The claim, being pursued under a bilateral investment treaty, seeks damages exceeding US$1 billion, making it one of the most consequential investor-state disputes to emerge from Ghana’s mining sector in recent years.

At the heart of the dispute is the revocation of the mine’s lease in 2024 and its subsequent reassignment to a new operator. The claimants argue that the decision violated due process and contractual protections, effectively dispossessing them of their asset, investment rights and operational control.

Ghanaian authorities, however, have maintained that regulatory intervention was necessary to address operational, financial and compliance challenges at the mine, which has faced repeated disruptions under successive ownership structures. The Bogoso-Prestea mine, located in the mineral-rich Western Region between Bogoso and Prestea, has long held strategic importance in Ghana’s gold industry. Once operated by Golden Star Resources, the asset has in recent years struggled with financing constraints, technical setbacks, regulatory scrutiny and repeated changes in ownership.

Those challenges have complicated efforts to sustain production and preserve the mine’s economic contribution to surrounding communities, workers, suppliers and the wider gold value chain. The arbitration now raises broader questions about Ghana’s mining governance framework and the balance between sovereign regulatory authority and investor protection.

For government, the case is likely to be framed around the state’s obligation to protect national assets, enforce mining regulations and ensure that operators have the financial and technical capacity to keep strategic mines viable. With investors, however, the dispute will turn on whether regulatory power was exercised lawfully, transparently and consistently with Ghana’s obligations under investment treaties and commercial agreements.

That tension is increasingly familiar across resource-rich economies, particularly as African governments seek to extract greater domestic value from minerals while investors demand predictability, legal certainty and protection from arbitrary state action. The implications for Ghana could be significant.

A prolonged arbitration battle risks adding to concerns among mining investors about licensing certainty, contract sanctity and the predictability of regulatory decisions. These concerns come at a time when government is seeking to attract capital into mining, formalise gold trading, expand local participation and increase the country’s retained value from mineral production.

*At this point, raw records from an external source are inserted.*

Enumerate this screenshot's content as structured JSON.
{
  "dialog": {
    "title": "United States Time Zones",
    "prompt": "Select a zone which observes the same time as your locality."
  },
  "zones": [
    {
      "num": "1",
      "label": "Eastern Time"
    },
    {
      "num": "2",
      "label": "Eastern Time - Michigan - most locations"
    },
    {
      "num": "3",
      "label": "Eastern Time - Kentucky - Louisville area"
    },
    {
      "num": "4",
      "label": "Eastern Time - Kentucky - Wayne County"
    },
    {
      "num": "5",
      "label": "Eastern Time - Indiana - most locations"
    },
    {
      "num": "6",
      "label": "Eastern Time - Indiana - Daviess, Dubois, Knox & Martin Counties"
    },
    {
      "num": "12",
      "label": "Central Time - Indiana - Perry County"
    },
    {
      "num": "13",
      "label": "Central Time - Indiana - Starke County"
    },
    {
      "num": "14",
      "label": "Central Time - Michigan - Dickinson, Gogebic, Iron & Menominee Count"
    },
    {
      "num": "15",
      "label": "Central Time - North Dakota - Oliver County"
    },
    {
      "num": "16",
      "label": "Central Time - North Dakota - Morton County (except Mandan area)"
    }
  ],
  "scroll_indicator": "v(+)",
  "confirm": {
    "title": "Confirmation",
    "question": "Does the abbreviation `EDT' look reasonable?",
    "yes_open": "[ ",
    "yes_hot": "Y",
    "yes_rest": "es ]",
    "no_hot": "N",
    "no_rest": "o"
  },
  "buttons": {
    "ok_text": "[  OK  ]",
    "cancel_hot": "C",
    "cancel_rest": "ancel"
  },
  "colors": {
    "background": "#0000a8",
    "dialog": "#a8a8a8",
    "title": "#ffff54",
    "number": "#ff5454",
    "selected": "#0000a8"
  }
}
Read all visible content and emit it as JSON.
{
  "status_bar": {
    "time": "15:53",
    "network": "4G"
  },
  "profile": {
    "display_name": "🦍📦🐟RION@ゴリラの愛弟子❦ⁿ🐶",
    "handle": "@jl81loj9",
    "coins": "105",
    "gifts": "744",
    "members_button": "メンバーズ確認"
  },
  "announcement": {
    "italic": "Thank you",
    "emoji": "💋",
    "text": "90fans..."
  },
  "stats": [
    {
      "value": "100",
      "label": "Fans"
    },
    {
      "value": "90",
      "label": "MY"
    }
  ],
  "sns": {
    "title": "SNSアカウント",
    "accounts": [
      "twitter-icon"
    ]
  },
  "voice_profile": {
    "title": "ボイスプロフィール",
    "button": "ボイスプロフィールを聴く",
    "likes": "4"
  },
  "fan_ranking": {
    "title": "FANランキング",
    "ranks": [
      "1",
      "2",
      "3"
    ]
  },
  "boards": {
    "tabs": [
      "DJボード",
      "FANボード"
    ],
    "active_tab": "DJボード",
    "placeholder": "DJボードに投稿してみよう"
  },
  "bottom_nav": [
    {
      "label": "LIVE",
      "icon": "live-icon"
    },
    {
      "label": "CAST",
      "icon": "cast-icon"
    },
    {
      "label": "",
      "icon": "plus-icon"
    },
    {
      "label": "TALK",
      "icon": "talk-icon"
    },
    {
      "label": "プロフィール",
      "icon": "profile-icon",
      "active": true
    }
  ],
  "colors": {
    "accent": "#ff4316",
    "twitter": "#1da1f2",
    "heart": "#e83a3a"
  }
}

The scale of the claim also carries potential fiscal implications. Should the claimants prevail, an award exceeding US$1 billion would represent a substantial liability for the state, particularly at a time when Ghana is working to rebuild fiscal buffers following debt restructuring and macroeconomic stabilisation efforts.

At the same time, Bogoso-Prestea remains too important an asset to remain trapped indefinitely in legal uncertainty.

Recent financing arrangements, including a reported US$65 million deal involving global commodity trader Trafigura, have been aimed at reviving operations and restoring production. But the unresolved ownership dispute could complicate financing, operational planning and long-term investor confidence around the asset. For communities around Bogoso and Prestea, the legal battle is not merely a boardroom or arbitration matter. Mine instability can affect jobs, local procurement, community development commitments and the broader economic ecosystem built around mining activity.

The dispute therefore presents Ghana with a difficult policy test: how to resolve distressed mining assets without weakening investor confidence or creating legal exposure for the state. If handled poorly, the case could deepen perceptions of regulatory risk. If handled transparently, it could help clarify how Ghana manages underperforming mining concessions while respecting investor rights and due process.